Ao contrário do que se esperava, a viagem da presidente Dilma Rousseff à Índia nesta semana não parou o Congresso Nacional. Pelo contrário: a pauta avançou em assuntos polêmicos. Na Câmara dos Deputados, a Lei Geral da Copa suspendeu a proibição da venda de bebidas alcoólicas em estádios no evento. No Senado, o projeto que equipara o teto da previdência do funcionalismo público federal ao dos trabalhadores da iniciativa privada também foi autorizado. A ação dos parlamentares é considerada como um recado para a presidente, taxada de autoritária na negociação entre Legislativo e Executivo.
Responsabilidade
Para o secretário nacional de Comunicação do PT, deputado federal André Vargas, os deputados apenas assumiram suas responsabilidades nos projetos. "A função do Congresso é analisar e votar as matérias. Isso mostra a responsabilidade da maioria dos parlamentares", diz. No entanto, Vargas confirma a dificuldade da presidente no relacionamento com os seus colegas. "Ela [Dilma] tem o perfil de gestora. Se a mediação política não é feita pelo governo, ela deve se transferir ao Congresso", afirma.
Líder da bancada do PPS na Câmara, o deputado federal Rubens Bueno diz que as aprovações são uma mensagem à presidente. "Quanto mais democrático o exercício do poder, melhor para o país", critica. Na avaliação de Bueno, a forma como Dilma trata o Poder Legislativo atrapalha o desenvolvimento do Brasil. "A presidente não reconhece o Congresso como uma das fontes de poder do país, pensando que o Legislativo é mera confirmação de suas vontades."

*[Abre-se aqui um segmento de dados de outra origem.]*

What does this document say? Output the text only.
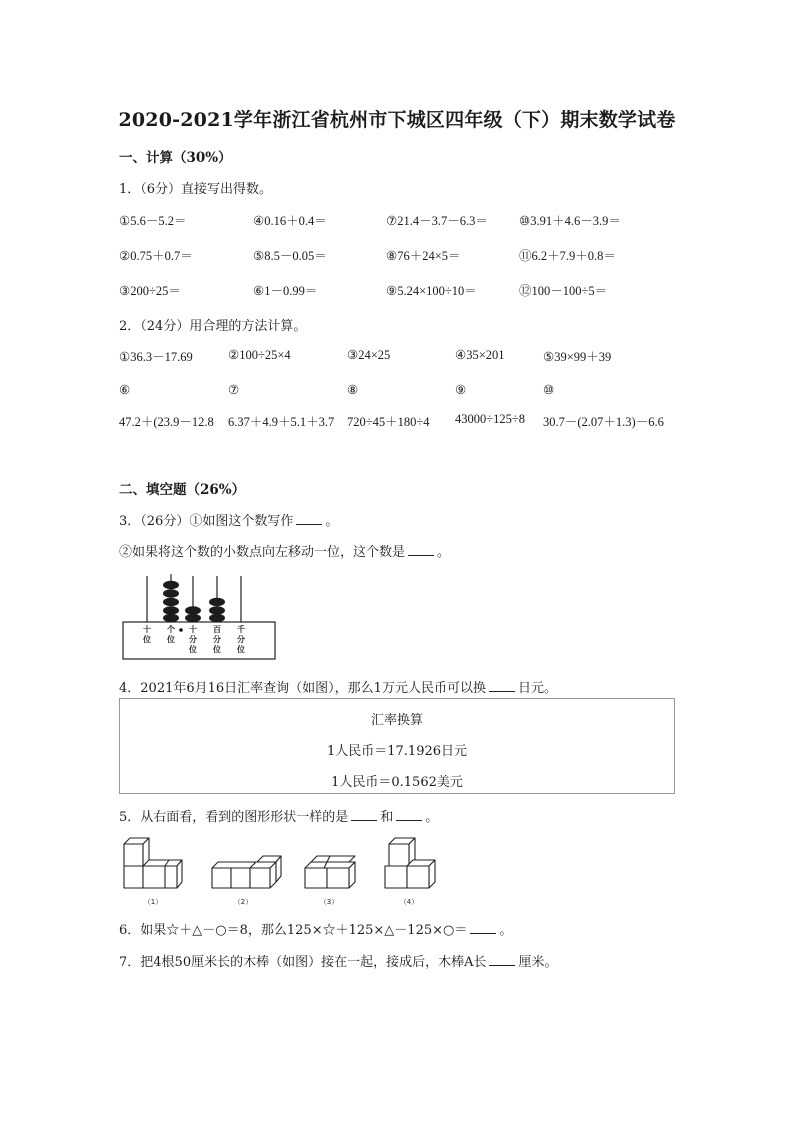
2020-2021学年浙江省杭州市下城区四年级（下）期末数学试卷
一、计算（30%）
1．（6分）直接写出得数。
①5.6－5.2＝	④0.16＋0.4＝	⑦21.4－3.7－6.3＝ ⑩3.91＋4.6－3.9＝
②0.75＋0.7＝	⑤8.5－0.05＝	⑧76＋24×5＝	⑪6.2＋7.9＋0.8＝
③200÷25＝	⑥1－0.99＝	⑨5.24×100÷10＝	⑫100－100÷5＝
2．（24分）用合理的方法计算。
①36.3－17.69	②100÷25×4	③24×25	④35×201	⑤39×99＋39
⑥	⑦	⑧	⑨	⑩
47.2＋(23.9－12.8	6.37＋4.9＋5.1＋3.7	720÷45＋180÷4	43000÷125÷8	30.7－(2.07＋1.3)－6.6
二、填空题（26%）
3．（26分）①如图这个数写作 。
②如果将这个数的小数点向左移动一位，这个数是 。
十
位
个
位
十
分
位
百
分
位
千
分
位
4．2021年6月16日汇率查询（如图），那么1万元人民币可以换 日元。
汇率换算
1人民币＝17.1926日元
1人民币＝0.1562美元
5．从右面看，看到的图形形状一样的是 和 。
（1）	（2）	（3）	（4）
6．如果☆＋△－○＝8，那么125×☆＋125×△－125×○＝ 。
7．把4根50厘米长的木棒（如图）接在一起，接成后，木棒A长 厘米。
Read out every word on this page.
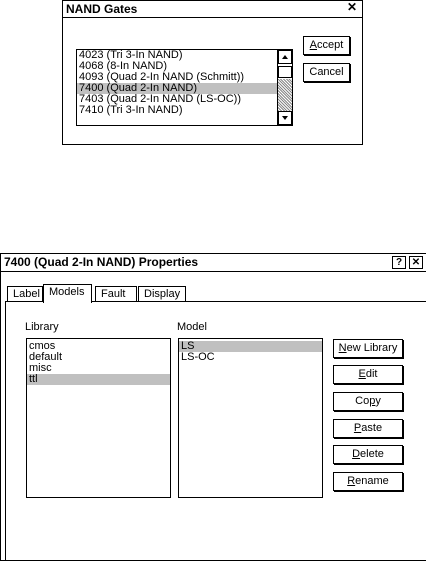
NAND Gates	✕
4023 (Tri 3-In NAND)
4068 (8-In NAND)
4093 (Quad 2-In NAND (Schmitt))
7400 (Quad 2-In NAND)
7403 (Quad 2-In NAND (LS-OC))
7410 (Tri 3-In NAND)
Accept
Cancel
7400 (Quad 2-In NAND) Properties	? ✕
Label Models	Fault	Display
Library	Model
cmos
default
misc
ttl
LS
LS-OC
New Library
Edit
Copy
Paste
Delete
Rename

Para o cientista político da Universidade de Brasília (UnB) Ricardo Caldas é enganoso pensar que somente a viagem da presidente fez o Congresso se mobilizar isoladamente. "Alguém precisa negociar em nome do partido majoritário e dizer quais são os interesses", afirma. De acordo com Caldas, Dilma está cometendo os mesmos erros do primeiro mandato do ex-presidente Luiz Inácio Lula da Silva. "No segundo mandato, o Lula fez acordo para garantir a governabilidade e ela está desfazendo esses acordos, quando precisa da maioria da Câmara e do Senado", explica.
História
O cientista político Antonio Octavio Cintra diz que a falta de articulação de Dilma se deve ao seu passado. "O perfil dela é de alguém que veio da guerrilha, que requer autoritarismo para sobreviver. Ela não foi treinada politicamente para o estilo democrático de agir", opina. Na avaliação de Cintra, a maior dificuldade da presidente é reagir às exigências por cargos e verbas para emenda. "Embora a base tenha dado recado que é possível fazer de outra forma, no fundo, as reivindicações por cargos e por liberação de recursos para emendas vão persistir."
Entenda o casoSituação ficou mais tensa no segundo ano do mandato
Desde o ano passado, a presidente Dilma Rousseff sofre com as negociações feitas entre o seu governo e a base de apoio de senadores e de deputados federais. Neste ano, contudo, os problemas se acirraram. No início de março, com o apoio da base aliada, o plenário do Senado vetou a recondução de Bernardo Figueiredo para o cargo de diretor-geral da Agência Nacional de Transportes Terrestres (ANTT).
O resultado foi considerado a primeira derrota da presidente no Senado, visto que Figueiredo era considerado uma pessoa da confiança de Dilma. No dia seguinte, o PMDB, maior partido aliado do governo federal no Congresso, divulgou manifesto com várias reclamações sobre o Palácio do Planalto, que incluíam queixas sobre a falta de diálogo da presidente, passando pela nomeação de cargos e chegando a liberação de recursos.